Q: How do I subtract complex numbers?

A: To subtract complex numbers, we can use the commutative property of addition to simplify the expression. For example, given two complex numbers $a + bi$ and $c + di$, their difference is defined as:

$$(a + bi) - (c + di) = (a - c) + (b - d)i$$

Q: How do I multiply complex numbers?

A: To multiply complex numbers, we can use the distributive property to multiply the real and imaginary parts separately. For example, given two complex numbers $a + bi$ and $c + di$, their product is defined as:

$$(a + bi)(c + di) = ac + adi + bci - bd$$

Q: How do I divide complex numbers?

A: To divide complex numbers, we can use the concept of complex conjugates. The complex conjugate of a complex number $a + bi$ is defined as $a - bi$. To divide two complex numbers, we can multiply the numerator and denominator by the complex conjugate of the denominator. For example, given two complex numbers $a + bi$ and $c + di$, their quotient is defined as:

$$\frac{a + bi}{c + di} = \frac{(a + bi)(c - di)}{(c + di)(c - di)}$$

Q: What is the modulus of a complex number?
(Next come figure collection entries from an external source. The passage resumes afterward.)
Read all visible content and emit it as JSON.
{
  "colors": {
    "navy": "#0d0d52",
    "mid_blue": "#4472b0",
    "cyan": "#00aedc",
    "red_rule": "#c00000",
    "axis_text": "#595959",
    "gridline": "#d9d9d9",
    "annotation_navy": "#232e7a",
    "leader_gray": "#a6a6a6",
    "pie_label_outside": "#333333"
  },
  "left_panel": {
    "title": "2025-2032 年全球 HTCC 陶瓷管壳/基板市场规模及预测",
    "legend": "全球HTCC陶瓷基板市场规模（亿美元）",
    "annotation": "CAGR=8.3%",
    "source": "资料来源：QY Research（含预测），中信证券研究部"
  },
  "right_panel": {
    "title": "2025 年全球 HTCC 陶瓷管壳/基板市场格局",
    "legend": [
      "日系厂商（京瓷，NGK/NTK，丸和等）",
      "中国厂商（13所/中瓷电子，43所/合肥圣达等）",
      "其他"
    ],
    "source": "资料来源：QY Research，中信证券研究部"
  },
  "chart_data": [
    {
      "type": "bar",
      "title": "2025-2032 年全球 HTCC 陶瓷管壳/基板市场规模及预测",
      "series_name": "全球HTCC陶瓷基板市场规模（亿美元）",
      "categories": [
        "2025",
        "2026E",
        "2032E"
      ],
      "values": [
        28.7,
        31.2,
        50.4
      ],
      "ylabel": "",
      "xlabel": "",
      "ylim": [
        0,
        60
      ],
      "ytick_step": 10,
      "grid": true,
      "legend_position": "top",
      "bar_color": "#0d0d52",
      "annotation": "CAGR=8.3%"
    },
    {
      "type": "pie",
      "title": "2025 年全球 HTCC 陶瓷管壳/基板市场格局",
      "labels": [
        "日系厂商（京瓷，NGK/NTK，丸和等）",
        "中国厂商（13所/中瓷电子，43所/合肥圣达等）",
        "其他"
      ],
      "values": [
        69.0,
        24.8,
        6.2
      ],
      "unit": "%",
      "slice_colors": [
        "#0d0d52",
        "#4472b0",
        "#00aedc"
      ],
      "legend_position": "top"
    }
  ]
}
A: The modulus of a complex number $a + bi$ is defined as the distance from the origin to the point $(a, b)$ in the complex plane. It is denoted by $|a + bi|$ and is calculated as:

$$|a + bi| = \sqrt{a^2 + b^2}$$

Q: What is the argument of a complex number?

A: The argument of a complex number $a + bi$ is defined as the angle between the positive real axis and the line segment joining the origin to the point $(a, b)$ in the complex plane. It is denoted by $\arg(a + bi)$ and is calculated as:

$$\arg(a + bi) = \tan^{-1}\left(\frac{b}{a}\right)$$

Q: What are the properties of complex numbers?

A: Complex numbers have several properties, including:

• Commutative Property of Addition: The order of the numbers being added does not change the result.
• Associative Property of Addition: The order in which we add three or more numbers does not change the result.
• Distributive Property: The multiplication of a complex number by a sum of two or more complex numbers can be distributed to each of the complex numbers.
• Identity Property: There exists a complex number that does not change the result when added to or multiplied by another complex number.

Q: What are the real-world applications of complex numbers?

A: Complex numbers have numerous real-world applications in various fields, including:

• Electrical Engineering: Complex numbers are used to represent AC circuits and analyze their behavior.
• Signal Processing: Complex numbers are used to represent signals and analyze their frequency content.
• Navigation: Complex numbers are used to represent positions and velocities in navigation systems.
• Computer Graphics: Complex numbers are used to represent 3D transformations and analyze their behavior.

Conclusion

In conclusion, complex numbers are a fundamental concept in mathematics that extends the real number system to include numbers with both real and imaginary parts. They have several properties, including the commutative, associative, distributive, and identity properties. Complex numbers have numerous real-world applications in various fields, including electrical engineering, signal processing, navigation, and computer graphics.